Revenez donc, madame. En revenant, vous ne grossirez pas l’armée des fantômes hantant tant de nuits et traînant leurs chaînes sans plaisir, car « où y a d’la… »
Si la fin justifie les moyens, que justifie la vôtre entrevue, entre nous ? Ce n’est que si nous pensons que les carottes sont cuites, que nous en concluons que c’est la fin des haricots.

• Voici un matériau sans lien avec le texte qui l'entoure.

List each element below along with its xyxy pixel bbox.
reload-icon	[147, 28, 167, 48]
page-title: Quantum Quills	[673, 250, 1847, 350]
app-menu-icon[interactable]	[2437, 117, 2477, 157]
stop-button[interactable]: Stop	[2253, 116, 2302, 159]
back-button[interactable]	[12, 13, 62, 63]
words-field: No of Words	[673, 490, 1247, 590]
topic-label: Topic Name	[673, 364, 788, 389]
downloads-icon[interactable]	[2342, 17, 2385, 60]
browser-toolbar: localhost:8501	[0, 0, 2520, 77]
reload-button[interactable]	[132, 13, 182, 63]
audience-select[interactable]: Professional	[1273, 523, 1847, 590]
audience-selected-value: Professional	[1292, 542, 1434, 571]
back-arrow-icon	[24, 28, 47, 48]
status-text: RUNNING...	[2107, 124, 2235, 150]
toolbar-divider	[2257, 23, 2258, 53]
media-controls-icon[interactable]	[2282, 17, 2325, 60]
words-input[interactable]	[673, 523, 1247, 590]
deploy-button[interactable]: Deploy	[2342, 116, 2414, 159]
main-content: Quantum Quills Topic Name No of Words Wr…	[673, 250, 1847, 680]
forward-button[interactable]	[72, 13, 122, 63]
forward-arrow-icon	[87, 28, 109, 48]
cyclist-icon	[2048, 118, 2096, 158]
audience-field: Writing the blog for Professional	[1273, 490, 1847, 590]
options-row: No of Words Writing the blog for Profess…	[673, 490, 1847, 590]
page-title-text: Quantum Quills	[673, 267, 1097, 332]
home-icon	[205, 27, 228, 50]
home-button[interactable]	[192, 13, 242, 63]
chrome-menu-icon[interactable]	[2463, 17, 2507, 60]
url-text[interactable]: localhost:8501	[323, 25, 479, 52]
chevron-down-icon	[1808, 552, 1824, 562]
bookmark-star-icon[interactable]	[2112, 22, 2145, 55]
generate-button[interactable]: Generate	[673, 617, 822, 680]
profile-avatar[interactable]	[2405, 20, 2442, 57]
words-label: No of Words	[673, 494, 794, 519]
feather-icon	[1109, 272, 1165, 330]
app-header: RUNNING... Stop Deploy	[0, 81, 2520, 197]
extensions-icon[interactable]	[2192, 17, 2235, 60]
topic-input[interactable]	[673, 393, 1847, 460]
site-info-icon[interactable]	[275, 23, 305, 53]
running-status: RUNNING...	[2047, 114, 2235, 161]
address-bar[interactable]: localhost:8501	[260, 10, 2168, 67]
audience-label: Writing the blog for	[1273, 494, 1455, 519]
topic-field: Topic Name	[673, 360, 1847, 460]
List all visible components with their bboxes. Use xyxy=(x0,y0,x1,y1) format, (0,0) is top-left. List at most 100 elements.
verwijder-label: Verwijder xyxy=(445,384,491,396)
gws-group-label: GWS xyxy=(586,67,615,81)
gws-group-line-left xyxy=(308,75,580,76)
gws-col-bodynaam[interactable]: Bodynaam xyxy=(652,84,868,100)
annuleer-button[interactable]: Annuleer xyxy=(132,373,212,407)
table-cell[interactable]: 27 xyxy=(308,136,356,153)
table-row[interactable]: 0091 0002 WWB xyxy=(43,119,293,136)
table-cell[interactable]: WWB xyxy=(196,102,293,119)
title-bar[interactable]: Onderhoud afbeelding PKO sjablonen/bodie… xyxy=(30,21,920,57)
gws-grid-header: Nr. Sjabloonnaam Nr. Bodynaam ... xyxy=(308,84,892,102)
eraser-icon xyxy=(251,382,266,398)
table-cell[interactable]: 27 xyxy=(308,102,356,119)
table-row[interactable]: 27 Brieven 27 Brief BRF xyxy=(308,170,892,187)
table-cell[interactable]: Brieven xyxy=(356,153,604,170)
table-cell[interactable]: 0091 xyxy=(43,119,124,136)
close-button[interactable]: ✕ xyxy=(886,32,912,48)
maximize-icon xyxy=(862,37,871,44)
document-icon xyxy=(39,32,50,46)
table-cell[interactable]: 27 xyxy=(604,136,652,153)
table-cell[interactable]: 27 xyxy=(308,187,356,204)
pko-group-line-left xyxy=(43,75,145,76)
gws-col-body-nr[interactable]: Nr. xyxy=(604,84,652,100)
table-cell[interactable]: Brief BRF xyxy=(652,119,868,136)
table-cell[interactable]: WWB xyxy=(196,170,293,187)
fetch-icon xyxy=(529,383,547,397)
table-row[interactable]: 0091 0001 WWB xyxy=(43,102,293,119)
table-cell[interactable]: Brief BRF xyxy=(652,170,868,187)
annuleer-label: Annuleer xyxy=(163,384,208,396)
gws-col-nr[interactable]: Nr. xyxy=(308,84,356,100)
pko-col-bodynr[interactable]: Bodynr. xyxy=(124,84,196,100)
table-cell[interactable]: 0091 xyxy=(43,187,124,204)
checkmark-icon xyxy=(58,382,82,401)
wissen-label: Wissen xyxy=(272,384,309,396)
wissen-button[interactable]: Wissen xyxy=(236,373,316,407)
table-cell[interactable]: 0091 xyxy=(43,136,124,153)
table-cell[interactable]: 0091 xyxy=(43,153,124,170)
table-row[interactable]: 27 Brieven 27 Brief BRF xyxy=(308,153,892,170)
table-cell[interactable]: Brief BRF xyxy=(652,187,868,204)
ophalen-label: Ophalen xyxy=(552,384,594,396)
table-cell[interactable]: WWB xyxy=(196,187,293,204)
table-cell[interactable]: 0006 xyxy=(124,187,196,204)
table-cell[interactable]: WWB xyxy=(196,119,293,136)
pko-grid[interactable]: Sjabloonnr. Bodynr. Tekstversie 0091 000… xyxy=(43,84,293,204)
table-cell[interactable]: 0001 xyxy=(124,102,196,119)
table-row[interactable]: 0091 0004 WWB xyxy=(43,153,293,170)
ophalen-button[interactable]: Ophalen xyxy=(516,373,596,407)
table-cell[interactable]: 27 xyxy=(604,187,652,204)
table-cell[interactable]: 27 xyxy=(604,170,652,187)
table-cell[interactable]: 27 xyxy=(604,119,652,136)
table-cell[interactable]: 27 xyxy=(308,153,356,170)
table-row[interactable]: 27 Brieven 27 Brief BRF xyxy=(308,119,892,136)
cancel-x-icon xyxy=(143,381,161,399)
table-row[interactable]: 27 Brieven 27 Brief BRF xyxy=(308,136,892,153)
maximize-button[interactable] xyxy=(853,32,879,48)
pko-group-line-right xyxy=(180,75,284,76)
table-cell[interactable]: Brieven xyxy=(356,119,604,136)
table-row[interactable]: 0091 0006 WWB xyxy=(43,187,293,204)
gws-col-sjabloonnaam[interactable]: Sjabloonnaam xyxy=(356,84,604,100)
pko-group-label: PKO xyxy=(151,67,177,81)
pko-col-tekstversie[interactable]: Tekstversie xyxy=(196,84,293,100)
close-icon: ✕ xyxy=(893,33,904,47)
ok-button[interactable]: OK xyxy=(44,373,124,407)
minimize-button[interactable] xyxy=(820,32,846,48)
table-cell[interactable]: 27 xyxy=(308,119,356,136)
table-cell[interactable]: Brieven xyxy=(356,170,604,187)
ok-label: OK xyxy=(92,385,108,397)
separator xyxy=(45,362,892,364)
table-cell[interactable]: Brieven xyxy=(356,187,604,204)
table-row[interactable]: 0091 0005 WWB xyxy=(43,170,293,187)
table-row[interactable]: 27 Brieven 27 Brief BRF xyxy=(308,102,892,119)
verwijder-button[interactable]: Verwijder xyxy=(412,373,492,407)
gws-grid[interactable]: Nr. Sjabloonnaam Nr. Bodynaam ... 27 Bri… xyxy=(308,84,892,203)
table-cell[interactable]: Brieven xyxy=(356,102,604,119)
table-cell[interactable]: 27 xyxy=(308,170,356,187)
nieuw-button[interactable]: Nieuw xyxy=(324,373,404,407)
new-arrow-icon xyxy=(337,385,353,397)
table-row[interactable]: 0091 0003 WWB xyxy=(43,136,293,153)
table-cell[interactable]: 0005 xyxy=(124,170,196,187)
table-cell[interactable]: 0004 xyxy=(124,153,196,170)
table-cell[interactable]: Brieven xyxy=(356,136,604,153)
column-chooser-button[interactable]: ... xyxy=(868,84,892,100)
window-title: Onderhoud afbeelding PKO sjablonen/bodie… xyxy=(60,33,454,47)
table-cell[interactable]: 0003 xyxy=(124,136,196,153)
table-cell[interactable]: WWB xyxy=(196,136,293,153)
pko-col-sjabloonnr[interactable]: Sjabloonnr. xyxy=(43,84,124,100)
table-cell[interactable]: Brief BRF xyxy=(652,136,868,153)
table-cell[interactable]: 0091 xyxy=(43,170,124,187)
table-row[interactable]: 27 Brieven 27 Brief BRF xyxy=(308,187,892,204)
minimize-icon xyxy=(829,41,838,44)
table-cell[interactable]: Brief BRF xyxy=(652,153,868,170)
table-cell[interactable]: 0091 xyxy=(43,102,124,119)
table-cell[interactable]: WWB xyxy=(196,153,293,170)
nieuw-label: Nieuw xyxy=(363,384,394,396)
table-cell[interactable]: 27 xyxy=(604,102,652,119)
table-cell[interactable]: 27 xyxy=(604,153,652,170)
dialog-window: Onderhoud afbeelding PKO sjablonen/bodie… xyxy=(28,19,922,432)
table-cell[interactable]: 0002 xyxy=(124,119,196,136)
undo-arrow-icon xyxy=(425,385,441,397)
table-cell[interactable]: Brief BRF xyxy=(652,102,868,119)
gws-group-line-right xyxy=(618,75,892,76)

Vous évoquez aussi le bout du rouleau dont l’image me rappelle la publicité télévisée dans laquelle on voyait un bambin courir, un rouleau de papier-toilette à la main. Et je pense aussi à Raymond Devos disant qu’un bout de bois a deux bouts ! Vérifiez ! On doit dire « les deux bouts d’un bois », tout comme « les deux bouts d’un boudin ! »
Madame Prime, soyez primesautière. Retrouvez, je vous en conjure, la banane, la pêche ! Enfoncez le coing ! Cessez de vous presser le citron avec des idées noires ! Croquez à nouveau à belles dents la pomme de la vie ! Bref, évitez les pépins !
Je veux espérer que ma jovialité va une fois de plus faire mouche, sans botter en touche et sans en remettre une couche.
Et si tout a une fin, je vous dirai in fine qu’il faut bannir les maux de la fin pour que n’advienne pas la fin des mots : les mots-biles, les mots-tiffes, les mots-laids les mots-rues, les mots-roses, les mots-tard à mots-tôt…
Enfin, ayez le mot de la fin, le fin mot, et pour cela, jouez toujours et encore avec eux.
J’attends votre réponse, madame, celle qui me dira que vous allez mieux, enfin.